現段階でもっている自覚症状としては頭が痛い程度である。
「若干ですけど頭が痛いです」
「それも戦闘後にはよくあるね。毛細血管が切れてる可能性があるから、今日はもうこれ以上激しい運動はしないように。あとでエイド隊の人に治してもらいなさい。これだけしっかり喋ることができれば問題はないよ。お大事に」
そう言って初老の医者は足早にその場から離れていく。能力などを使う素振りがなかったことから一般人なのだろうかと考えながら周介は上半身を起こす。自分がベッドに横になっていたことも、この時初めて理解していた。そしていつの間にか自分が装備を脱いでいることにも気づく。今着ているのはTシャツに短パンという随分とラフな服装だった。こんな服に着替えた覚えはないがどうしたのだろうかと周介は痛む頭を押さえながらゆっくりと周りを見渡す。
「本当に大丈夫なの?」
「大丈夫。あとでエイド隊の人に治療を……っていうか瞳、俺戦闘始まって少ししてからのこと覚えてないんだけど、何がどうなった?確か……そうだ、猛が雨戸さんに吹っ飛ばされたところまでは覚えてる」
周介の記憶の最後の部分は、雨戸を足止めしていた猛が雨戸に吹き飛ばされていたところである。
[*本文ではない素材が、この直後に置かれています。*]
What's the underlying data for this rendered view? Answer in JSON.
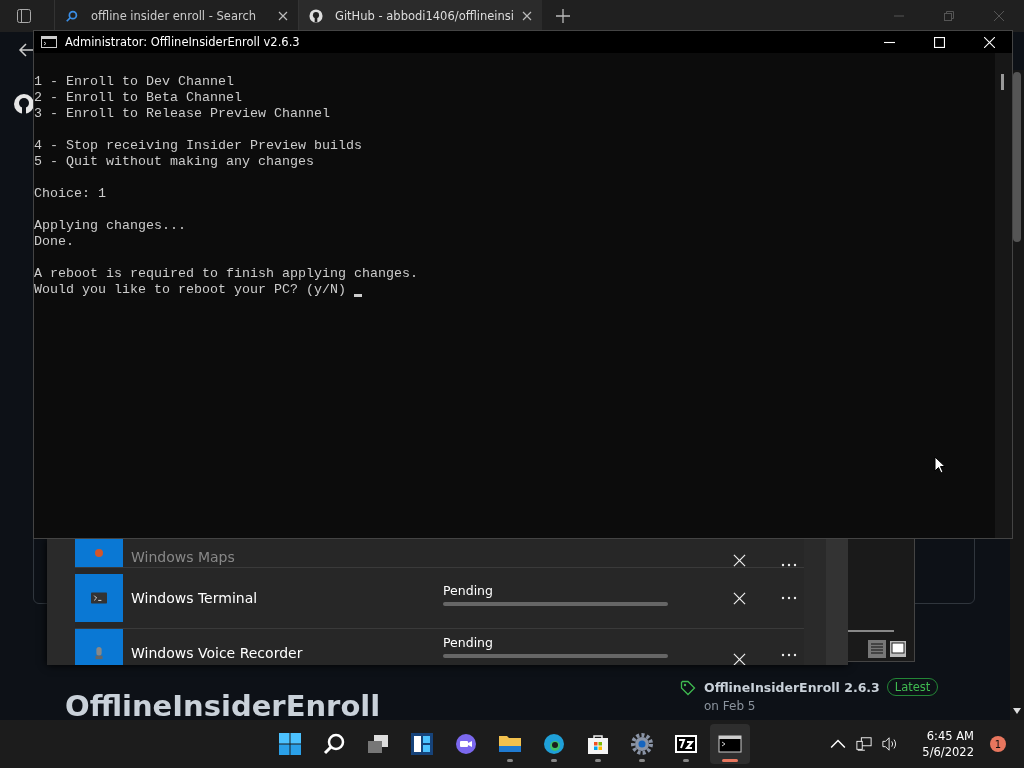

そこから先のことがどうにも思い出せなかった。
「私も似たようなものよ。気づいたらベッドの上だった。たぶん瞬殺されたんでしょうね」
「マジか……途中まで雨戸さんが手を抜いてたとは思えないし……背中にいたおひめ先輩の能力か?どっちにしろ瞬殺かぁ……そりゃそうだよなぁ……」
小太刀部隊である周介たちからすれば大太刀部隊の中でもトップクラスの実力を持つBB隊を相手にすればそうなることは容易に想像できる話だ。
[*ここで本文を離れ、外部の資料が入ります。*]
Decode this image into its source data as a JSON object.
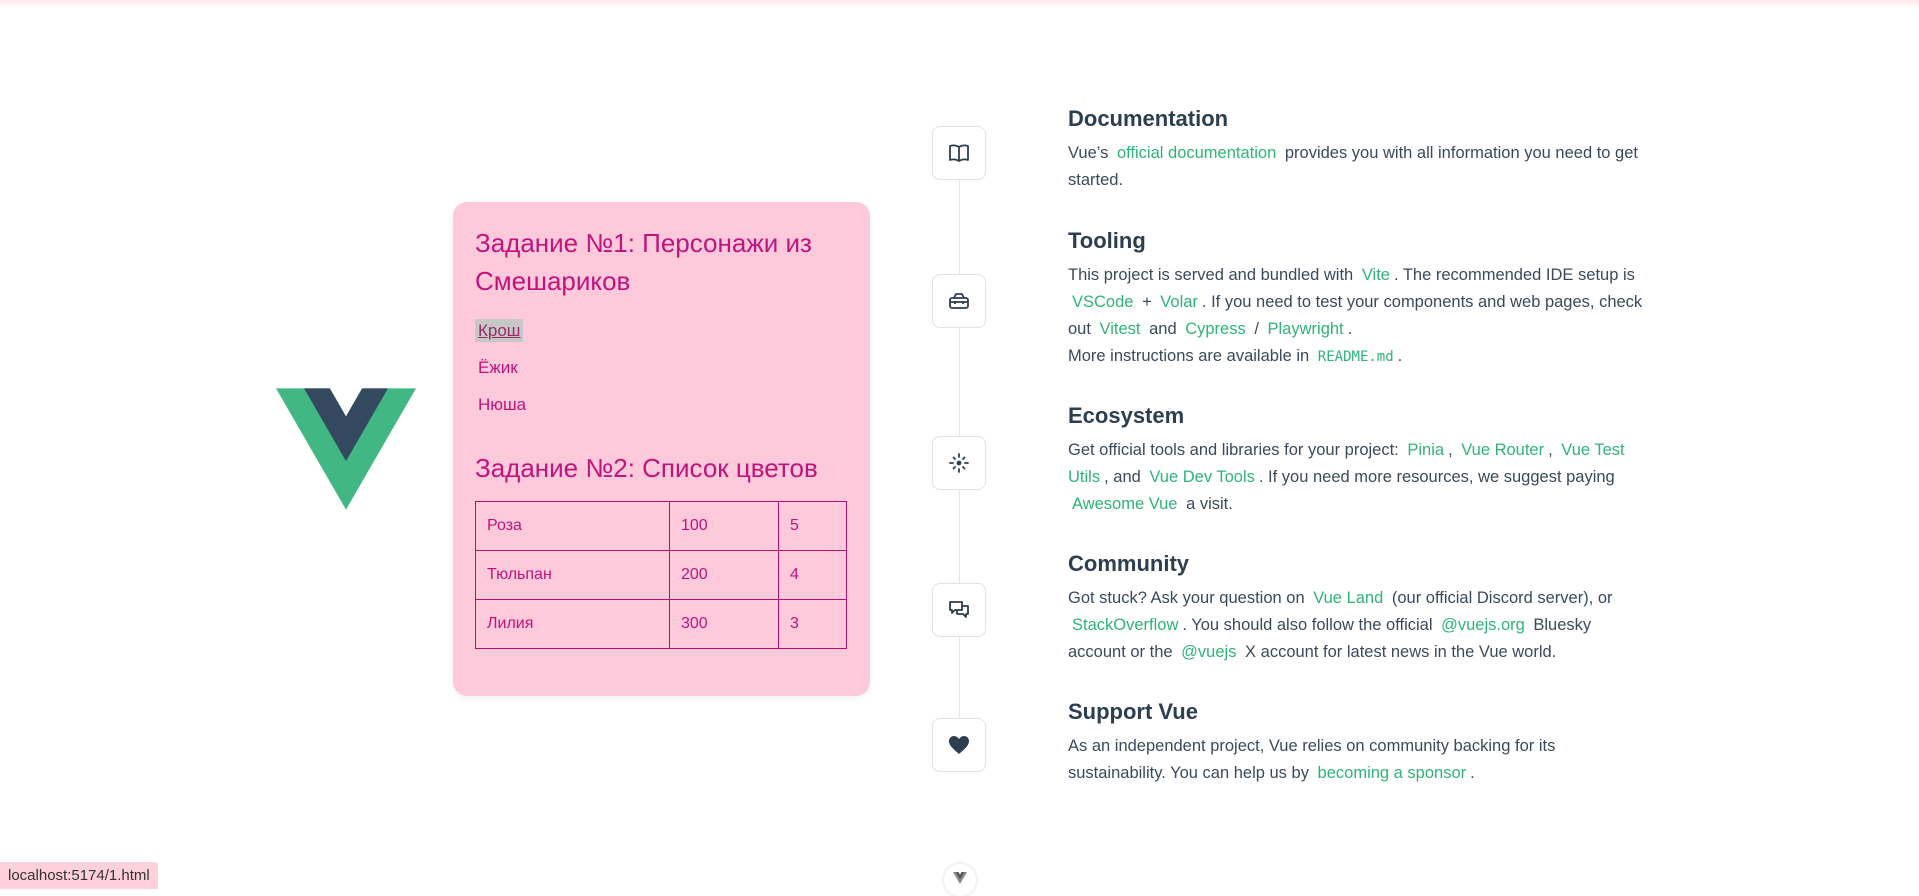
{
  "colors": {
    "accent": "#2fb37a",
    "card_bg": "#ffc9dc",
    "card_text": "#c0147c",
    "heading": "#2c3e50"
  },
  "task1": {
    "title": "Задание №1: Персонажи из Смешариков",
    "characters": [
      "Крош",
      "Ёжик",
      "Нюша"
    ]
  },
  "task2": {
    "title": "Задание №2: Список цветов",
    "rows": [
      [
        "Роза",
        "100",
        "5"
      ],
      [
        "Тюльпан",
        "200",
        "4"
      ],
      [
        "Лилия",
        "300",
        "3"
      ]
    ]
  },
  "docs": {
    "title": "Documentation",
    "t1": "Vue’s",
    "l1": "official documentation",
    "t2": "provides you with all information you need to get started."
  },
  "tooling": {
    "title": "Tooling",
    "t1": "This project is served and bundled with",
    "vite": "Vite",
    "t2": ". The recommended IDE setup is",
    "vscode": "VSCode",
    "plus": "+",
    "volar": "Volar",
    "t3": ". If you need to test your components and web pages, check out",
    "vitest": "Vitest",
    "and": "and",
    "cypress": "Cypress",
    "slash": "/",
    "playwright": "Playwright",
    "dot": ".",
    "t4": "More instructions are available in",
    "readme": "README.md",
    "dot2": "."
  },
  "ecosystem": {
    "title": "Ecosystem",
    "t1": "Get official tools and libraries for your project:",
    "pinia": "Pinia",
    "c1": ",",
    "router": "Vue Router",
    "c2": ",",
    "testutils": "Vue Test Utils",
    "t2": ", and",
    "devtools": "Vue Dev Tools",
    "t3": ". If you need more resources, we suggest paying",
    "awesome": "Awesome Vue",
    "t4": "a visit."
  },
  "community": {
    "title": "Community",
    "t1": "Got stuck? Ask your question on",
    "vueland": "Vue Land",
    "t2": "(our official Discord server), or",
    "so": "StackOverflow",
    "t3": ". You should also follow the official",
    "bsky": "@vuejs.org",
    "t4": "Bluesky account or the",
    "x": "@vuejs",
    "t5": "X account for latest news in the Vue world."
  },
  "support": {
    "title": "Support Vue",
    "t1": "As an independent project, Vue relies on community backing for its sustainability. You can help us by",
    "sponsor": "becoming a sponsor",
    "dot": "."
  },
  "status_url": "localhost:5174/1.html",
  "icons": [
    "book-icon",
    "toolbox-icon",
    "ecosystem-icon",
    "chat-icon",
    "heart-icon",
    "vue-logo"
  ]
}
すぐに本気を出さなかったのは周介たちを殺してしまわないように能力の調整の意味も含めての手加減だったということかもしれない。
どちらにせよ、周介達ラビット隊はBB隊にとって戦う相手にすらならなかったということでもある。
それが少し情けなく、同時にそれが自分たちの立ち位置なのだということを再認識してしまう。
どう足掻いても小太刀は小太刀。決して大太刀にはかなわないのだということを突き付けられているようだった。
「っていうか他のみんなは?」
「玄徳はもう起きて片付けの手伝い。知与と言音も一緒。猛はかなり手ひどくやられたみたいで今エイド隊のところで治療中」
「あー……猛はボッコボコにやられてたのか……あんだけ殴り合いさせてたもんなぁ」
いくら猛が耐久力に秀でた能力を持っていたとしても、ほとんどの時間を大門や雨戸との殴り合いに費やしたのだ。
そして強力になった雨戸の攻撃を一身に受け止め、なおかつ叩き伏せられたのだろう。周介以上に負傷していても不思議はない。
そこまで考えて周介は自分の体があまり傷ついていないことに気付く。いつも通りアームを使ったことによる痛みはあるものの、怪我らしい怪我はしていなかった。
「随分と優しく倒されたんだな。鬼怒川先輩とやる時と比べるとずっと傷が少ない」
「どういう風に倒されたのかもわからないけどね……本当に大丈夫なの?」
「痛みは少ないから大丈夫だろ。あとでエイド隊に見てもらうとして……試験の結果は?」
「まだ聞いてない。というかそれどころじゃない。私達も含め、ほとんどの部隊が治療中だから」
「……全員がボロボロってことか」
周介たちだけではなく他の部隊も自分たちの苦手な状況と苦手な相手をぶつけられたのだから仕方のない話かもわからない。
先程の医者が妙に急いでいたのはそのせいかと周介は納得していた。